I first heard about the proposal a few weeks ago, before it hit major news sources. My co-workers told me about the ‘piece of advice’ Xi Jinping gave lawmakers. I expressed my dubiousness about the proposal, and how historically, this sort of undermining of power checks never ends well. I also asked them how they felt, but most nervously chuckled. Others remained silent with unreadable expressions. One woman spoke up with a meek shrug, ‘we can’t talk about it.’

I read fear in their eyes and body language. Unease. It was clear they didn’t feel comfortable talking about it. Perhaps it’s because I’m a foreigner, or it’s because they prefer not to talk about politics at work. Or maybe it’s the Chinese propensity to censor oneself. What’s for sure, is that they didn’t like the sound of the ‘advice’ and they hoped lawmakers would not remove the term limit.

So, the question here is this: What do citizens do when lawmakers proceed with fundamental decisions without consulting public opinion?

This question hits closer to home than ever, due to Trump’s support of the removal of such a fundamental check on executive power.
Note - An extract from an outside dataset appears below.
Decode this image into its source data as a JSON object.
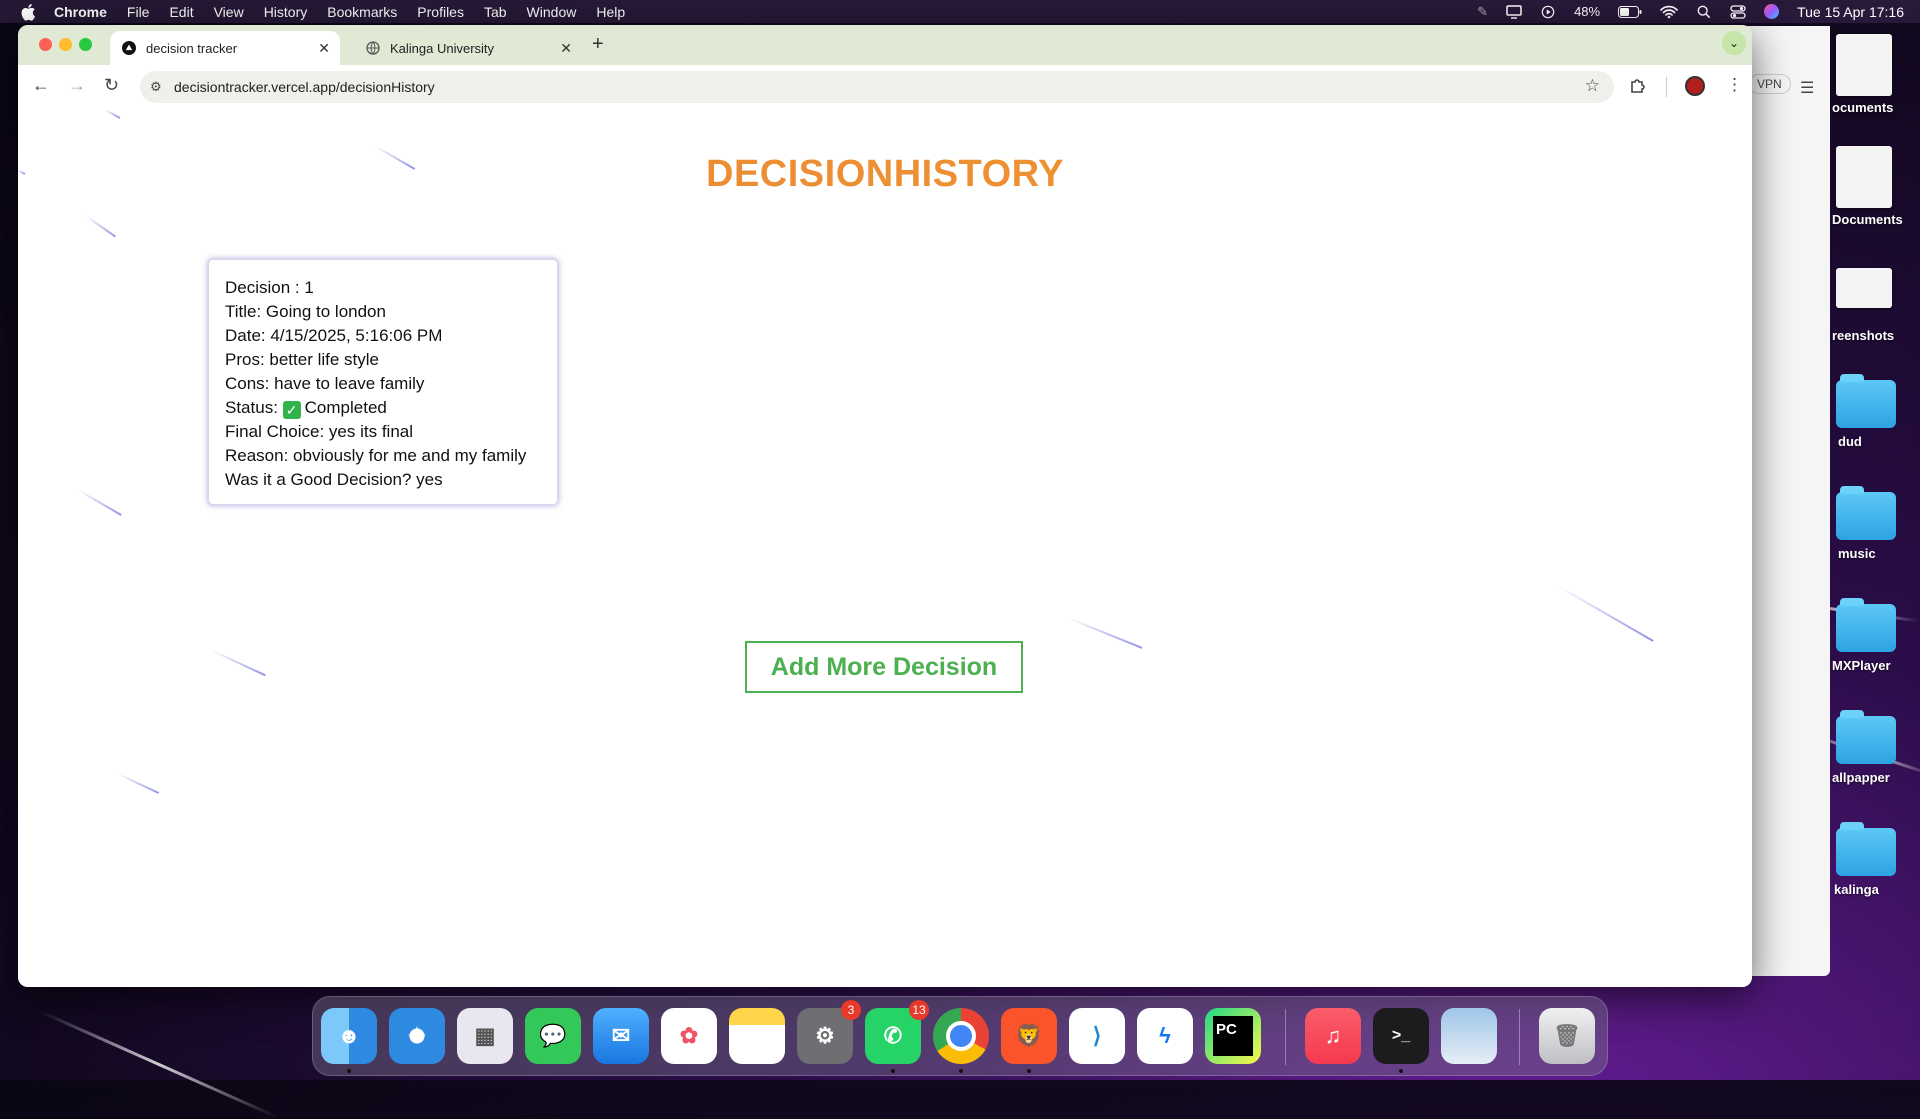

Autocracy is no joke, and if the President of the United States, a democratic nation, publicly states his support for such a measure, then he should resign. The Office of the President should be occupied by a person who is a staunch proponent and defender of democracy. It is important to understand that the removal of the constitutional amendment started with just a public statement by Xi Jinping.

It’s highly important that governments remember that they continue to survive only through the mutual cooperation of intersecting networks of people, corporations, and businesses. Constitutional checks on power should be respected, because one man can destroy decades of progress. There are countless historical examples of this. So I have to say, I am disappointed to see the slow, but impending break-down of democratic processes in China. On that same note, I am even more disappointed that the United States President supports it.